Greedy Questions at Turing: What to Expect
Prepare for Greedy interview questions at Turing — patterns, difficulty breakdown, and study tips.
Greedy algorithms are a small but critical part of the Turing coding interview. With 4 out of 40 questions typically dedicated to this paradigm, you cannot afford to ignore them. While the count may seem low, these questions are often high-impact. They test your ability to identify optimal substructure and make locally optimal choices that lead to a globally optimal solution—a key skill for designing efficient systems. Failing a greedy problem can be a significant setback in your overall score.
What to Expect — Types of Problems
Turing's greedy questions tend to focus on practical, recognizable patterns rather than obscure mathematical puzzles. You can expect problems in these core categories:
- Interval Scheduling: Problems involving selecting non-overlapping intervals, such as meeting rooms or tasks, to maximize count or minimize conflicts.

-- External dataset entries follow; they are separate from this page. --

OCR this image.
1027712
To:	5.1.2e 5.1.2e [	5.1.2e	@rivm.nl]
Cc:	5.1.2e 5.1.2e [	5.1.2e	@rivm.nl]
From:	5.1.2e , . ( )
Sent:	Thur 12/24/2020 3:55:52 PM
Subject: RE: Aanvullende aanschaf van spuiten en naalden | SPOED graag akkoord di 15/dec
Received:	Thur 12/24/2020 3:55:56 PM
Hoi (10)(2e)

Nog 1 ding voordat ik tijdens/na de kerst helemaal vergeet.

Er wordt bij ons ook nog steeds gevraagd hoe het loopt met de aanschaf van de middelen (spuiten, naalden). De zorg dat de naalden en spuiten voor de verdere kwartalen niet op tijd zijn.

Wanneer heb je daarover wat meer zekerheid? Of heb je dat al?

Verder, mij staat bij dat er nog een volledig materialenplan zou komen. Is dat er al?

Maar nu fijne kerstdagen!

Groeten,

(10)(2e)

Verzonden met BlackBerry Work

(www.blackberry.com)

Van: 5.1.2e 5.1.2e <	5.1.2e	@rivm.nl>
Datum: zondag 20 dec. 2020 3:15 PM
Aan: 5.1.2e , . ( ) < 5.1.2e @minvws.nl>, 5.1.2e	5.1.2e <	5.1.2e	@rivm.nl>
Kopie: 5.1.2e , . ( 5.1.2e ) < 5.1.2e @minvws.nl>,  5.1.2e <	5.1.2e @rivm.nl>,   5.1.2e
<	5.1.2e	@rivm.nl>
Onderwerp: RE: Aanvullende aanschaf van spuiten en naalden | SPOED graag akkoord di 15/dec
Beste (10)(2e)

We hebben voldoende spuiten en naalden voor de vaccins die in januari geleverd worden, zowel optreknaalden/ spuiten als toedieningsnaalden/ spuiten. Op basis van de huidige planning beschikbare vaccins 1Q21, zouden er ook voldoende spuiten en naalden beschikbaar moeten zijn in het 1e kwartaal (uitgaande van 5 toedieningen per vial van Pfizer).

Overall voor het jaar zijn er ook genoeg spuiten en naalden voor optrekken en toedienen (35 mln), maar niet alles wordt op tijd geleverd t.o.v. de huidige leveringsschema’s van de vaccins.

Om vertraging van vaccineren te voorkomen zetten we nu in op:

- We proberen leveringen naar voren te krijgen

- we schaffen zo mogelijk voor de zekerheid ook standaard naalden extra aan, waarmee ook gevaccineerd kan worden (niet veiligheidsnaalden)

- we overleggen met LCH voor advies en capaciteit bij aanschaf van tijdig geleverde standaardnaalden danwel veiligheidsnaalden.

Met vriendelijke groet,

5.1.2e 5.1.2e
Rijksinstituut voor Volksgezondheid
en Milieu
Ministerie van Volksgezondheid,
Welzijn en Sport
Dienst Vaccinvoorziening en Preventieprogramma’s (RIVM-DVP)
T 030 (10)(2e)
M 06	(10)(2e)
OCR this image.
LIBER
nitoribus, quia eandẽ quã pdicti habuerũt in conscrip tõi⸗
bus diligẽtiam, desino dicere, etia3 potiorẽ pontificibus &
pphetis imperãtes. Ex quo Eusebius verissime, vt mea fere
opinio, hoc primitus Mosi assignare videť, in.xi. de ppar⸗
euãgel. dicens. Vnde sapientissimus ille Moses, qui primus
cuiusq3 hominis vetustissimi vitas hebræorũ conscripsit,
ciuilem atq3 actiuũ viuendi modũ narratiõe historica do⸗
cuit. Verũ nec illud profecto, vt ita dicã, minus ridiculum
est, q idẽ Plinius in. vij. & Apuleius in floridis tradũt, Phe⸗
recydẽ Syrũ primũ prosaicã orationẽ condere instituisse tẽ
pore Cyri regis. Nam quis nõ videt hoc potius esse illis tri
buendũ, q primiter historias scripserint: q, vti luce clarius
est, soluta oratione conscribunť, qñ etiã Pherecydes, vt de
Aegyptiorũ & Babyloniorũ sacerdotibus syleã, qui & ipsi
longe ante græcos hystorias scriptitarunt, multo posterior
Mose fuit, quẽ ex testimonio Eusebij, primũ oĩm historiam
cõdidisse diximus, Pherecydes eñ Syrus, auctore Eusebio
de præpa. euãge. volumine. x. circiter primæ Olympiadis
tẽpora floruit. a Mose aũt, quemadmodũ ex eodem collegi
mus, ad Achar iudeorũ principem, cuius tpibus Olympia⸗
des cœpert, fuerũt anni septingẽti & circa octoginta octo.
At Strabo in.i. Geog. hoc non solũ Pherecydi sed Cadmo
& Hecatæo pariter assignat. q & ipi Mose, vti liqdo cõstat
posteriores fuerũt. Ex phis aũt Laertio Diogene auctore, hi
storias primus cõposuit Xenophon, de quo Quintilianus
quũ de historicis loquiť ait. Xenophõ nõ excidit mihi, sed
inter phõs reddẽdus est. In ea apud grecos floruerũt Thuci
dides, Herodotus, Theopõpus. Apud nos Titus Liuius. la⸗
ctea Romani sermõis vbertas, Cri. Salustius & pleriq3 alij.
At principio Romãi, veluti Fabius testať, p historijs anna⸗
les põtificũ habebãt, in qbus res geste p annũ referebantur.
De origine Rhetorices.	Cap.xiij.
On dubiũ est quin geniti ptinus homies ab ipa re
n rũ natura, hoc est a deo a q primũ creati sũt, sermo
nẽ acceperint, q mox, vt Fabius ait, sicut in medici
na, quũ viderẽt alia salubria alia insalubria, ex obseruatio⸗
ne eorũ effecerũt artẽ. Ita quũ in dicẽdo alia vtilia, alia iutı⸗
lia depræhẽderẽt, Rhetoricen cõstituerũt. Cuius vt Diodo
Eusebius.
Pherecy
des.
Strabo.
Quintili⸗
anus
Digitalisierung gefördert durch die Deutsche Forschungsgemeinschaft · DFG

- Coin Change / Making Change: Given coin denominations, find the minimum number of coins to make a target amount (when the greedy approach is valid, unlike the dynamic programming version).
- Assignments & Pairings: Problems like assigning cookies to children or matching speed to efficiency to maximize or minimize a metric.
- Jump Game Variants: Determining the minimum number of jumps to reach the end of an array.
The challenge is rarely in coding complexity; it's in proving to yourself that a greedy approach will work for the given problem constraints.
How to Prepare — Study Tips with One Code Example
Your preparation should focus on pattern recognition and validation. Don't just memorize solutions. For each problem, ask: "Why is the greedy choice optimal here?" Practice the following steps:
- Identify the greedy choice: What is the local optimal decision at each step? (e.g., always pick the earliest ending interval).
- Prove safety: Argue that this choice is part of some optimal solution.
- Implement efficiently: This often involves sorting first, then making a single pass.
A classic example is the "Meeting Rooms II" style problem: given intervals, find the minimum number of rooms (or resources) needed to avoid conflicts. The efficient greedy approach uses a min-heap to track end times.
import heapq
def min_meeting_rooms(intervals):
if not intervals:
return 0
intervals.sort(key=lambda x: x[0]) # Sort by start time
end_times = [] # min-heap
heapq.heappush(end_times, intervals[0][1])
for interval in intervals[1:]:
start, end = interval
# If the room due to free the earliest is free before this start time, reuse it
if end_times[0] <= start:
heapq.heappop(end_times)
# Assign a new room (or the reused one)
heapq.heappush(end_times, end)
return len(end_times)
Recommended Practice Order
Build your understanding progressively:
- Start with foundational problems: Assign Cookies, Lemonade Change.
- Move to interval problems: Non-overlapping Intervals, Minimum Number of Arrows to Burst Balloons.
- Tackle jump problems: Jump Game I & II.
- Conclude with advanced greedy: Task Scheduler, Gas Station.
Master these patterns. In the interview, clearly articulate your reasoning before coding. A correct greedy solution is typically concise and efficient, leaving a strong impression.